Il n'a pas encore attrapé l'accent britannique, son visage recèle ce je ne sais quoi d'est-européen. Assis sur un banc le long de la Tamise, il raconte son histoire non sans une certaine fierté. La fin des haricots en Lettonie, le départ vers l'Angleterre pour y gagner sa vie, les petits boulots sans pitié, les rivalités entre semi-parias, la quête d'une certaine stabilité dans la précarité, le début d'un statut. Ce quadra, appelons-le Janis par commodité, remonte souvent les mèches châtain qui tombent sur ses yeux rieurs. Il n'est pas fébrile, il semble à l'aise à Londres, où il a commencé à s'assumer.
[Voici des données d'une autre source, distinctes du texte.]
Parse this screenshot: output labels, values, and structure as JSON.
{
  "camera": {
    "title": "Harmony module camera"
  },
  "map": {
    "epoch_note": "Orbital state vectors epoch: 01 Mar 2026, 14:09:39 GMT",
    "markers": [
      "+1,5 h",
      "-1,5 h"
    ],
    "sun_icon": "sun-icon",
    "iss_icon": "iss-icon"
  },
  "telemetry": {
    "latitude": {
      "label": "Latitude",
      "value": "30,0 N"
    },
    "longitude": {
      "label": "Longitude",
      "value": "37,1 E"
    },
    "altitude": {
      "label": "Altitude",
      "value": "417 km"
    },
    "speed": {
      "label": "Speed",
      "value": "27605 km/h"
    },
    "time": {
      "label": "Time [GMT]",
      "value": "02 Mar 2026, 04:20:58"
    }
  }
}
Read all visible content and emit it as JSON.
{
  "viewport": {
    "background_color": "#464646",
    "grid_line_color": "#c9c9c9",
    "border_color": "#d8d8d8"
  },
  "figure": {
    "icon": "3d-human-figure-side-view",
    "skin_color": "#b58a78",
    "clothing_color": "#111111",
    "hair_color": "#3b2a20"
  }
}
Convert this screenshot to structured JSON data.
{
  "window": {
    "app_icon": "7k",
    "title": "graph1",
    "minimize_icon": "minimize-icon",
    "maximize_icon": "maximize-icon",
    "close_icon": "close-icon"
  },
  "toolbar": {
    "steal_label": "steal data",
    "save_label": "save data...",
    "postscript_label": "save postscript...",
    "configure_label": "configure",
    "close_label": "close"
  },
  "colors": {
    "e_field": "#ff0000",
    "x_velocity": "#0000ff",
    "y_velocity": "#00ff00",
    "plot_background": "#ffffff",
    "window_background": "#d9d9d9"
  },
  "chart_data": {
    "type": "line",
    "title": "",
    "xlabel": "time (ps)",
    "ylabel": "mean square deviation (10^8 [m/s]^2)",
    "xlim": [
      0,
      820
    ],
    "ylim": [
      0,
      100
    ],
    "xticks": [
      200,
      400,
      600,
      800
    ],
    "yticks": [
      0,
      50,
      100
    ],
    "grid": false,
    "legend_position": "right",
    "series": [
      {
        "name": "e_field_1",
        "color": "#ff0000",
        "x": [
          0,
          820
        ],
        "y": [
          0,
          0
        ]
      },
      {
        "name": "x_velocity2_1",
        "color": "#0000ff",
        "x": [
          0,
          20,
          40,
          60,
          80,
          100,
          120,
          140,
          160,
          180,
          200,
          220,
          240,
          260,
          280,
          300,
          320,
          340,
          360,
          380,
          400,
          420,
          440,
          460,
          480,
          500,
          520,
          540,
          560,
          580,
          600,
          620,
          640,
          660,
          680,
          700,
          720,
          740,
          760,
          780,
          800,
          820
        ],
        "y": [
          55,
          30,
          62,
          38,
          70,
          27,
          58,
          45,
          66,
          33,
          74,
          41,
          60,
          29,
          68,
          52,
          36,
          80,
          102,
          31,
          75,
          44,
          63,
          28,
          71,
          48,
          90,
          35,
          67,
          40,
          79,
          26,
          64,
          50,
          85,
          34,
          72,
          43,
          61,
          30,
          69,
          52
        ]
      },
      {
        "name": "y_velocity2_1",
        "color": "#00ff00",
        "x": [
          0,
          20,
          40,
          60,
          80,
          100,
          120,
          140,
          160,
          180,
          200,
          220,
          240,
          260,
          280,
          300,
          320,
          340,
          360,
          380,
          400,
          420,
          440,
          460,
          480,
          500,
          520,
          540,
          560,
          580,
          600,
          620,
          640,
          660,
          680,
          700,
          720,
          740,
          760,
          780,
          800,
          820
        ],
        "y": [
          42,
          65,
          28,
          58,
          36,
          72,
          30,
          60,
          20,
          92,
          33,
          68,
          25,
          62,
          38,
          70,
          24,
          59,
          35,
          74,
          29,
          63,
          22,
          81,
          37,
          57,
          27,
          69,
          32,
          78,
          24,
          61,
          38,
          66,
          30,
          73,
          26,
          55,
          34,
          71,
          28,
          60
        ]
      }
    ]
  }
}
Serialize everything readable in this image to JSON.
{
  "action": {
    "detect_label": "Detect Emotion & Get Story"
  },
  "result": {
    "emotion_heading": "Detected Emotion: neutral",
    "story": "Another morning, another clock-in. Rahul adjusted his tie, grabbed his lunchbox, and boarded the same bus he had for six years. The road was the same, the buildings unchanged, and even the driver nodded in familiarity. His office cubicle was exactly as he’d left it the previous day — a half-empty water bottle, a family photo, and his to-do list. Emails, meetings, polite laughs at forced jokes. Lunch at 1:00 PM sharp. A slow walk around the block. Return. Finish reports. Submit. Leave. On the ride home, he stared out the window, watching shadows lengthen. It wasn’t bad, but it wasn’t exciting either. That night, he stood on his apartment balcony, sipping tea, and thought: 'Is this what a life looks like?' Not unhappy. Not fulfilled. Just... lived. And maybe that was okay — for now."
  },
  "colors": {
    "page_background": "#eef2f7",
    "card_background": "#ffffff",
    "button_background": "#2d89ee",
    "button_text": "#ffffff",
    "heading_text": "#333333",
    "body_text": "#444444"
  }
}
En Lettonie, Janis ne passait pas pour un aventurier. Il y a laissé le souvenir d'un gars qui avait tendance à se la couler douce au crochet d'une femme plus fortunée que lui, puis d'une autre. Ce dilettante, fort sympathique au demeurant, s'était frotté à la création artistique sans vraiment y croire ni convaincre. Un jour, la bonté féminine s'est tarie. Il a fallu quitter ce cocon finalement plutôt confortable.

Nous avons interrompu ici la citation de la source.